A few years ago, a priest friend told me of the phrase ecclesia supplet: literally “the Church supplies.”

From “Adoremus,” an online publication of the Adoremus Society for the Renewal of the Sacred Liturgy:

Ecclesia supplet is a canonical notion where, in certain situations, the Church herself supplies for a required grant of the power of jurisdiction or executive power of governance to a capable person to place an act (such as a sacramental act) validly where such a necessary grant is either missing or was granted defectively. Canon 144 of the 1983 Code of Canon Law (CIC) lists several situations where the “Church would supply” for a missing or defective necessary executive power of governance. …” 

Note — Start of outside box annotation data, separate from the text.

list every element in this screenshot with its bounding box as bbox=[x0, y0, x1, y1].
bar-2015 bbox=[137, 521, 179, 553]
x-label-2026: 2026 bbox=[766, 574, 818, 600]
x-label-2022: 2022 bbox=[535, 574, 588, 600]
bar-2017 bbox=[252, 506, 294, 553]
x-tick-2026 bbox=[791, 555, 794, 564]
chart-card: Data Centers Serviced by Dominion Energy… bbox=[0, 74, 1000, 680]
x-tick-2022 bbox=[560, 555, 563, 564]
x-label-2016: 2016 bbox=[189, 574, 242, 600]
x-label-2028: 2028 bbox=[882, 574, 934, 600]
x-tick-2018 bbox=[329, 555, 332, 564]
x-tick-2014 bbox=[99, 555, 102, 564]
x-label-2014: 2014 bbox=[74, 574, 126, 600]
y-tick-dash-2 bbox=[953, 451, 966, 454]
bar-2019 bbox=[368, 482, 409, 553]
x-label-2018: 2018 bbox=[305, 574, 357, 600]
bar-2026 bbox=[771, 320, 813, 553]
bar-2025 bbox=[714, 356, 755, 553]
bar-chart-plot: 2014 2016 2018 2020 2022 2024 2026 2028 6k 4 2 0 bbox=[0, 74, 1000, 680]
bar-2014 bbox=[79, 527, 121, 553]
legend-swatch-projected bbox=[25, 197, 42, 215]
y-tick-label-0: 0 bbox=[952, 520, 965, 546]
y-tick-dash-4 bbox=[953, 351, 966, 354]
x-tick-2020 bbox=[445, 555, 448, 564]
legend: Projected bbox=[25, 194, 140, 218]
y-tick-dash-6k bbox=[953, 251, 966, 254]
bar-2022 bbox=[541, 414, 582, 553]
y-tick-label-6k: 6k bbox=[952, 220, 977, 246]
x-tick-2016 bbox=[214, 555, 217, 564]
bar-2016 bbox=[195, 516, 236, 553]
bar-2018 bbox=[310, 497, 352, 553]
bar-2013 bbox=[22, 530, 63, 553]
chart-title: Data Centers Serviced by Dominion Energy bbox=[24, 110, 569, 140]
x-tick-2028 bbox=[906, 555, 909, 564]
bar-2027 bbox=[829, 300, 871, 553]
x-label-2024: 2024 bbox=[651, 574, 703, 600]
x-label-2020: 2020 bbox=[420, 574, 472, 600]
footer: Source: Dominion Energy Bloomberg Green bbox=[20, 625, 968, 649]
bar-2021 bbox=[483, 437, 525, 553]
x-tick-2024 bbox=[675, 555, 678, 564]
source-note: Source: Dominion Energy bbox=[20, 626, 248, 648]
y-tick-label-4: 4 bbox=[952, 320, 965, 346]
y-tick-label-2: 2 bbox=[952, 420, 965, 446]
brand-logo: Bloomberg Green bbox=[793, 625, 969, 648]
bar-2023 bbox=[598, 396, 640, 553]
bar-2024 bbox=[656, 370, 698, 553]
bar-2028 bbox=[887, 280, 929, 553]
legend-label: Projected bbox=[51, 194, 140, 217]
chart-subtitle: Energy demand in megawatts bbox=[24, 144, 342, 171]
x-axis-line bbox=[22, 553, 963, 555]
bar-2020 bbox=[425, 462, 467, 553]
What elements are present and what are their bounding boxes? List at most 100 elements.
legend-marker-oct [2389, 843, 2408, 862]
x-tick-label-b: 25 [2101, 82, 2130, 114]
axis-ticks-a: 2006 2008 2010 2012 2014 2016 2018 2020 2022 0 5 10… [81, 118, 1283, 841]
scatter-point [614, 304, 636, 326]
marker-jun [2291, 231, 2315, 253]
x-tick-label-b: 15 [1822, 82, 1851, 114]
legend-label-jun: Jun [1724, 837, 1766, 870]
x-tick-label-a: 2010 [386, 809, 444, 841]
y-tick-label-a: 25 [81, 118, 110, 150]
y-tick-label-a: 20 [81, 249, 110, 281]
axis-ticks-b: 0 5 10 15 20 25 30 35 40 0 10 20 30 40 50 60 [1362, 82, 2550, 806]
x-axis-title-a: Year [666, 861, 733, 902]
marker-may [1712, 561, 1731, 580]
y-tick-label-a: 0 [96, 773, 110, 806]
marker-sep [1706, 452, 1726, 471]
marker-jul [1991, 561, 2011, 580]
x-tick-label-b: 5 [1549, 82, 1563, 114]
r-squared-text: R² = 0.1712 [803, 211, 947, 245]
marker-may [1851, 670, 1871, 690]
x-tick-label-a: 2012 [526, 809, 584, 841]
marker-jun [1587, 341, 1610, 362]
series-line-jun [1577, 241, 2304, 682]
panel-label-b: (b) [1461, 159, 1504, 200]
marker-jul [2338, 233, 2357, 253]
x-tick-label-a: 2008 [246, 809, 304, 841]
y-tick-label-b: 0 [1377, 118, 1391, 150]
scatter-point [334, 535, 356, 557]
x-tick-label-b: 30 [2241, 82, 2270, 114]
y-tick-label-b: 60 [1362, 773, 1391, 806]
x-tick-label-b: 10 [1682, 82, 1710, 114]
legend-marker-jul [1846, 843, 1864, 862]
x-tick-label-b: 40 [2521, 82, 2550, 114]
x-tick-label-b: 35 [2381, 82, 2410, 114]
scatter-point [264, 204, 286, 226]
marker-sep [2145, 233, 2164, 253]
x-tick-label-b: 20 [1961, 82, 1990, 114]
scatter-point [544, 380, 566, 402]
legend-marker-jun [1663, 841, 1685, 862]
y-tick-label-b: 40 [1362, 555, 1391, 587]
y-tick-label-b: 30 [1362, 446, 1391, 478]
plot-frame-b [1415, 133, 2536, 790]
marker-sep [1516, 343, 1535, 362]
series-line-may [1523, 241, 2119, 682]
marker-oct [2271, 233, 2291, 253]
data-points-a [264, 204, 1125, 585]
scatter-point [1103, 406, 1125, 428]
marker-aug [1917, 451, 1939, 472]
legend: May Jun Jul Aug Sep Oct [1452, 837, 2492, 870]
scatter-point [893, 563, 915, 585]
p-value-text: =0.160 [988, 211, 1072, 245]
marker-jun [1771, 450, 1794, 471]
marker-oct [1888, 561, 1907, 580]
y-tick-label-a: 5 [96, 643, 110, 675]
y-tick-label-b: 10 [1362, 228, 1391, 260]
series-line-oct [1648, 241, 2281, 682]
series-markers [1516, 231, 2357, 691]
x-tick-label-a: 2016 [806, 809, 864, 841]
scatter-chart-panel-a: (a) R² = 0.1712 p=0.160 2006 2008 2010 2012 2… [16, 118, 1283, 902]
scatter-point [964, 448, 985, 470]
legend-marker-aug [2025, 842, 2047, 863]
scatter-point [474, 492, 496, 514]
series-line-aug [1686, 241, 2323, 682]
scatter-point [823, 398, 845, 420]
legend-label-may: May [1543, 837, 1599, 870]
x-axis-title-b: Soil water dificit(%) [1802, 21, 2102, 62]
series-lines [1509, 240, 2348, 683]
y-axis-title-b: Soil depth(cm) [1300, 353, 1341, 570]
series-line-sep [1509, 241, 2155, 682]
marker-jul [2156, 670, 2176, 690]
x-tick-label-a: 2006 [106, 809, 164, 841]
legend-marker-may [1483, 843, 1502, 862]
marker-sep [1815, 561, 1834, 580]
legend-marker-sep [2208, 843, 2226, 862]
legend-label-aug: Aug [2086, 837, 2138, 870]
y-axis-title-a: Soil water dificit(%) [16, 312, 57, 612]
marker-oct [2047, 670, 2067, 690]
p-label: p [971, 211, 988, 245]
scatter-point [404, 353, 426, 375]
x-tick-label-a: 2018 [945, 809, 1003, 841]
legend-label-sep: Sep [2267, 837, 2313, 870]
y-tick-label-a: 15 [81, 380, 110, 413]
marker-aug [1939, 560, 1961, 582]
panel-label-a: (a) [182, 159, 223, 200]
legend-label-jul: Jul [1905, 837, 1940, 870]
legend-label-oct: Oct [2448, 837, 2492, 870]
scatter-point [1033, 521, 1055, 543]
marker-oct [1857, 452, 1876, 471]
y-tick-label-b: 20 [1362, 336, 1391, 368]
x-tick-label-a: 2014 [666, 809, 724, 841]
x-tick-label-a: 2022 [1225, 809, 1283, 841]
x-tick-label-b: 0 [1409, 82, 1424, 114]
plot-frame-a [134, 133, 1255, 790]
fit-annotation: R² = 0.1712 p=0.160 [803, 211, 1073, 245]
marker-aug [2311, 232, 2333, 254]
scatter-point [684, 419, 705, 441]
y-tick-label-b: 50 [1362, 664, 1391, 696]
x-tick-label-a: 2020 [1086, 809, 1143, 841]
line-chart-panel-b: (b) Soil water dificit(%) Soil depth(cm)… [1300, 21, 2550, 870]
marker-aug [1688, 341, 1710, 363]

The notion “only applies to the very limited situations outlined in canon 144”; ecclesia supplet “does not and cannot supply for the lack of a required proper person, proper matter, proper form, or proper intent necessary for the valid celebration of a sacrament.”

Suffice it to say that ecclesia supplet has a very narrow canonical application.

Right away, however, I extrapolated the notion in a generalized, Mystical-Body, semi-poetic way to apply to any number of situations where an element might otherwise be lacking or absent.

The Church supplies a tabernacle, an altar, a pew, a priest, for example: items nowhere to be found in “the world.”

For every lackluster homily, the Church supplies a St. John Chrysostom or St. John Henry Newman. When our courage flags, the Church supplies a St. Teresa Benedicta of the Cross (Edith Stein) or a St. Óscar Romero.

When our cross seems too heavy to bear, St. Paul reminds us: “Now I rejoice in my sufferings for your sake, and in my flesh I am filling up what is lacking in the afflictions of Christ on behalf of his body, which is the church” (Colossians 1:24).

I especially thought of the notion that the Church supplies while reading “He Leadeth Me” (Ignatius Press, $14.35), the spiritual classic by Servant of God Walter Ciszek, SJ (1904-1984).

CISZEK

Jesuit Father Walter J. Ciszek, a Pennsylvania-born missionary to the Soviet Union, is pictured in an undated file photo. Father Ciszek survived 23 years in Russia, 15 of those years at hard labor in the Gulag, the horrific Siberian labor camps. (CNS photo/A.D. Times)

Born to a large Polish Catholic family in the tough mining town of Shenandoah, Pennsylvania, as a youth Ciszek developed a secret desire to be a Jesuit priest. Ordained in 1937, he was assigned to eastern Poland but with permission from his order, snuck across the Russian border. There, he worked in a lumber camp for a year: learning the language, quietly performing baptisms, absolutions, and anointings.

Arrested one night, he was sent to the notorious Lubianka Prison and charged with being a Vatican spy. Much of his five years there were spent in solitary confinement.

He was then sentenced to 15 years of hard labor at a Siberian work camp and, as a priest, singled out for the hardest, dirtiest assignments.

From the beginning, he was determined to do the best job he possibly could, every day, every minute. If this was the work by which he was to give glory to God, so be it.

Moreover, he was overjoyed to find that bread and wine for Mass were smuggled in by friendly priests, nurses, and friends. The barracks were lousy with snitches, so he and his fellow believers secretly celebrated the holy sacrifice at the work site on noon break.

“In small groups the prisoners would shuffle into the assigned place, and there the priest would say Mass in his working clothes, unwashed, disheveled, bundled up against the cold. We said Mass in drafty storage shacks, or huddled in mud and slush in the corner of a building site foundation…there were no altars, candles, bells, flowers, music, snow-white linens, stained glass or the warmth that even the simplest parish church could offer. Yet in these primitive conditions, the Mass brought you closer to God than anyone might conceivably imagine.”

No one complained.

“[T]hese men would actually fast all day long and do exhausting physical labor without a bite to eat since dinner the evening before, just to be able to receive the Holy Eucharist — that was how much the Sacrament meant to them in this otherwise God-forsaken place.”

I think of the factions, in-fighting, grumbling, and complaining in today’s Church. And I wonder how many souls Father Ciszek and his men saved — are still saving — as they stood up to their knees in icy water, slammed up against the wall of some freezing cold, drab industrial site, receiving the Eucharist in utter gratitude.

The Church supplies, even when leadership at the highest levels, in and out of the Church, sometimes seems lacking. The Church supplies when our own hearts are hardened and our prayer is dry as dust. The Church supplies even when we long to give our all, and our all seemingly avails so little that we become absurd even to ourselves.

Can I, like Father Ciszek, cup my hands to receive the drop of Christ’s Precious Blood that might otherwise have dropped unseen, unnoticed, to the ground?

Can I in my life supply to the other members of the Mystical Body — past, present, and future — what may be lacking in their own faith or love?

The Church supplies. And let me never forget the price others have paid that I might become a member of it.